Today I profiled fillRect a bit:
Protocol generation: 120 cycles (40%)Protocol generation is writing the X11 protocol into a sun.misc.Unsafe.
Pipeline overhead : 90 cycles (30%)
Locking/synchronization: 90 cycles (30%)
Total: 300 cycles with server compiler (480 cycles with client compiler; ~20.000 cycles interpreter-only)
Pipeline-Overhead is all the work done to validate pipeline/surface state and decide which code-path to use for the current operation, as well as all the abstraction from Graphics2D up to our XRender Surface.
Locking means aquiring/releasing a ReentrantLock, which guards AWT access.
- 300 cycles is not that well, however we are generating rectangles probably faster the XServer can process it :).
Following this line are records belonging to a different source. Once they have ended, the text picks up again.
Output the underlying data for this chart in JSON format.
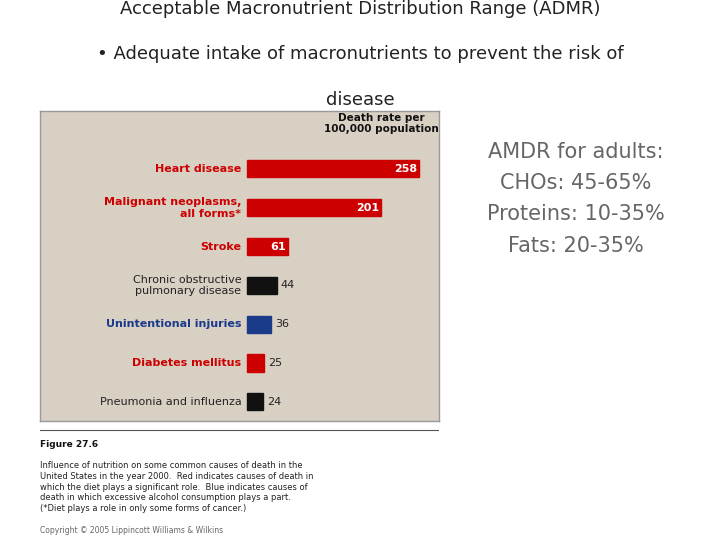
{
  "title_line1": "Acceptable Macronutrient Distribution Range (ADMR)",
  "title_line2": "• Adequate intake of macronutrients to prevent the risk of",
  "title_line3": "disease",
  "title_color": "#222222",
  "title_fontsize": 13,
  "chart_bg_color": "#d9d0c4",
  "chart_border_color": "#aaaaaa",
  "bar_header": "Death rate per\n100,000 population",
  "categories": [
    "Heart disease",
    "Malignant neoplasms,\nall forms*",
    "Stroke",
    "Chronic obstructive\npulmonary disease",
    "Unintentional injuries",
    "Diabetes mellitus",
    "Pneumonia and influenza"
  ],
  "values": [
    258,
    201,
    61,
    44,
    36,
    25,
    24
  ],
  "bar_colors": [
    "#cc0000",
    "#cc0000",
    "#cc0000",
    "#111111",
    "#1a3a8a",
    "#cc0000",
    "#111111"
  ],
  "label_colors": [
    "#cc0000",
    "#cc0000",
    "#cc0000",
    "#222222",
    "#1a3a8a",
    "#cc0000",
    "#222222"
  ],
  "label_bold": [
    true,
    true,
    true,
    false,
    true,
    true,
    false
  ],
  "value_in_bar": [
    true,
    true,
    true,
    false,
    false,
    false,
    false
  ],
  "amdr_text": "AMDR for adults:\nCHOs: 45-65%\nProteins: 10-35%\nFats: 20-35%",
  "amdr_color": "#666666",
  "amdr_fontsize": 15,
  "figure_caption_bold": "Figure 27.6",
  "figure_caption": "Influence of nutrition on some common causes of death in the\nUnited States in the year 2000.  Red indicates causes of death in\nwhich the diet plays a significant role.  Blue indicates causes of\ndeath in which excessive alcohol consumption plays a part.\n(*Diet plays a role in only some forms of cancer.)",
  "copyright": "Copyright © 2005 Lippincott Williams & Wilkins",
  "bg_color": "#ffffff"
}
After specific optimizations as well as biased locking I guess 175 cycles is realistic, which is not that bad.
- The server-compiler does pretty well, hopefully tiered compilation will be implemented for JDK7. In this case the client-compiler produces 60% slower code :-/
- Locking is expensive, especially on older muti-core processors (like my Core2Duo). Biased locking could really help here, unfourtunatly it has a limitation which make it hard to use for the pipeline.
Furthermore it seems some optimizations don't have any effect when locking is done, but show e.g. 10 cycles improvement when no locking is done.
- The pipeline-overhead could be lower, but its not bad.